Steamboat is getting hammered. Heavy and wet.


----------



## caseybailey (Mar 11, 2008)

BC around Monarch is heavy, wet and dangerous. If you get on something steep enough to ski, you're gambling on an avalanche. Many funky layers out there. I'd look into riding a lift or going for a tour until things settle down a bit.


----------



## lmyers (Jun 10, 2008)

caseybailey said:


> BC around Monarch is heavy, wet and dangerous. If you get on something steep enough to ski, you're gambling on an avalanche. Many funky layers out there. I'd look into riding a lift or going for a tour until things settle down a bit.

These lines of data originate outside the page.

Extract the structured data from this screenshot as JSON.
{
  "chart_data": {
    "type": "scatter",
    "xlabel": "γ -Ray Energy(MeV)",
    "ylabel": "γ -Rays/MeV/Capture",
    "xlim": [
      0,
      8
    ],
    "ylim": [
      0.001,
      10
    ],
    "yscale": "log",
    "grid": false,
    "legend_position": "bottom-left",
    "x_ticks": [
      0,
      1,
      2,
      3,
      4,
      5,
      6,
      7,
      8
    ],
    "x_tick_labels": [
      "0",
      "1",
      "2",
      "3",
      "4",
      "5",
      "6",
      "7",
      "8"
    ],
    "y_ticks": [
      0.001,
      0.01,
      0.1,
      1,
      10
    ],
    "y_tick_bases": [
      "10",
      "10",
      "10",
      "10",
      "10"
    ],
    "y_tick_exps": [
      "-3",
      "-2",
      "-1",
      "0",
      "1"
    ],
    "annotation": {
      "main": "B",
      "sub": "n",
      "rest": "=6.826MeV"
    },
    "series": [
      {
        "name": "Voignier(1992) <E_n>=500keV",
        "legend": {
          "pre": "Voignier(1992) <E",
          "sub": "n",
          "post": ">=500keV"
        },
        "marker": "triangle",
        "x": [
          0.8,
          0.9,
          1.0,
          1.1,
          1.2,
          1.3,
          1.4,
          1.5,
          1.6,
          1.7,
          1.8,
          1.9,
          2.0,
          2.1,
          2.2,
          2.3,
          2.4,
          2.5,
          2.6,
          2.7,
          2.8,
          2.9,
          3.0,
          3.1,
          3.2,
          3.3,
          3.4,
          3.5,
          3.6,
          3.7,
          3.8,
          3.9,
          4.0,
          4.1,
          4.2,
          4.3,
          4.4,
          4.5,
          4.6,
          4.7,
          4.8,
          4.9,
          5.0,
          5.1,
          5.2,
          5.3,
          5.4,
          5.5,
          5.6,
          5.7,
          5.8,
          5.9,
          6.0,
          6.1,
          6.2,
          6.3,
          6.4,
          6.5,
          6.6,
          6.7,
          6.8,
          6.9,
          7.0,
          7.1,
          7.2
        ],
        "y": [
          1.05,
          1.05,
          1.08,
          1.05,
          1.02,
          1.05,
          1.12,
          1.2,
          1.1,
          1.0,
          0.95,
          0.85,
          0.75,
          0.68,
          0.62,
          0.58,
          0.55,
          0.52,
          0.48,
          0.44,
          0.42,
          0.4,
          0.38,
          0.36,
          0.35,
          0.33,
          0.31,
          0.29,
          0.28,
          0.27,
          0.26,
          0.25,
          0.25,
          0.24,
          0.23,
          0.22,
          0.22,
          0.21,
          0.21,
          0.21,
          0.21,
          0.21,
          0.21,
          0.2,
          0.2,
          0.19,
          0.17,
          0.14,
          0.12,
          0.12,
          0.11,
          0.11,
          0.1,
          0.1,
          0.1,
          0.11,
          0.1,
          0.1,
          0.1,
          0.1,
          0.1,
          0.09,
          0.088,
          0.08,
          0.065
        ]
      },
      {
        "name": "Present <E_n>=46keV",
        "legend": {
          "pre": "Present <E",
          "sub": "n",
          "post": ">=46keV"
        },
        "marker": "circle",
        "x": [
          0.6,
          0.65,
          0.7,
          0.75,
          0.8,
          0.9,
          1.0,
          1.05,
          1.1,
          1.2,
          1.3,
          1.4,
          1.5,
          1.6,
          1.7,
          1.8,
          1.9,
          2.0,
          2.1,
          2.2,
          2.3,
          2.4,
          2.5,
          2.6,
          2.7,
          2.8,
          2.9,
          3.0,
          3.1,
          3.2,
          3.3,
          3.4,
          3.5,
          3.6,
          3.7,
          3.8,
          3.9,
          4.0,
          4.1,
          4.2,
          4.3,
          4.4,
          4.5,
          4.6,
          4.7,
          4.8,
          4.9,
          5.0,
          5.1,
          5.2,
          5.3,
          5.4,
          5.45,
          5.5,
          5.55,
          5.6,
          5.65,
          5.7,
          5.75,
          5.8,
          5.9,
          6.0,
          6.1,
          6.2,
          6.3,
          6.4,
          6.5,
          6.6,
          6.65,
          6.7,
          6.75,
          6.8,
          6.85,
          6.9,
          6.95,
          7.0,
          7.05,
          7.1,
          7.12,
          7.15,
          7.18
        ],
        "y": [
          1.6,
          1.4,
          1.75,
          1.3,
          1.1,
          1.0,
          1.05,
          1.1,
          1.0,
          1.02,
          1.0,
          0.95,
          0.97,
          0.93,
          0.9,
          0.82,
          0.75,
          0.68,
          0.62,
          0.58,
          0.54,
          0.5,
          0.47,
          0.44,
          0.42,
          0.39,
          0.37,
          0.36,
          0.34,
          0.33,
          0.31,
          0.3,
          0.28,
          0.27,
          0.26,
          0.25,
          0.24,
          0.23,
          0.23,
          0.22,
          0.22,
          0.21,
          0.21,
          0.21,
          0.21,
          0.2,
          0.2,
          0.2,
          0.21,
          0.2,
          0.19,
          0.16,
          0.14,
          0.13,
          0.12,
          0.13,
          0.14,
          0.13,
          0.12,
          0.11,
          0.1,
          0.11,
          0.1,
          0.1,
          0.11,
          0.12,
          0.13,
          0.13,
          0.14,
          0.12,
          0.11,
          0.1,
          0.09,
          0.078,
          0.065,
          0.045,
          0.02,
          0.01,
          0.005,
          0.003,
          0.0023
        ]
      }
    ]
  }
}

Good advice. Word is the storm came in light last Wed., Thurs., then the storm fell as 11% moisture Friday into Saturday, then Sunday's snow was a saturated 12%....Today it was falling as mostly graupel in the morning and turned to colder wind driven flakes this afternoon...many funky layers to say the least. It should make for a good base though if we (and mother nature) give it a couple of mild weeks before loading again...otherwise the bc is going to be touchy for awhile.


----------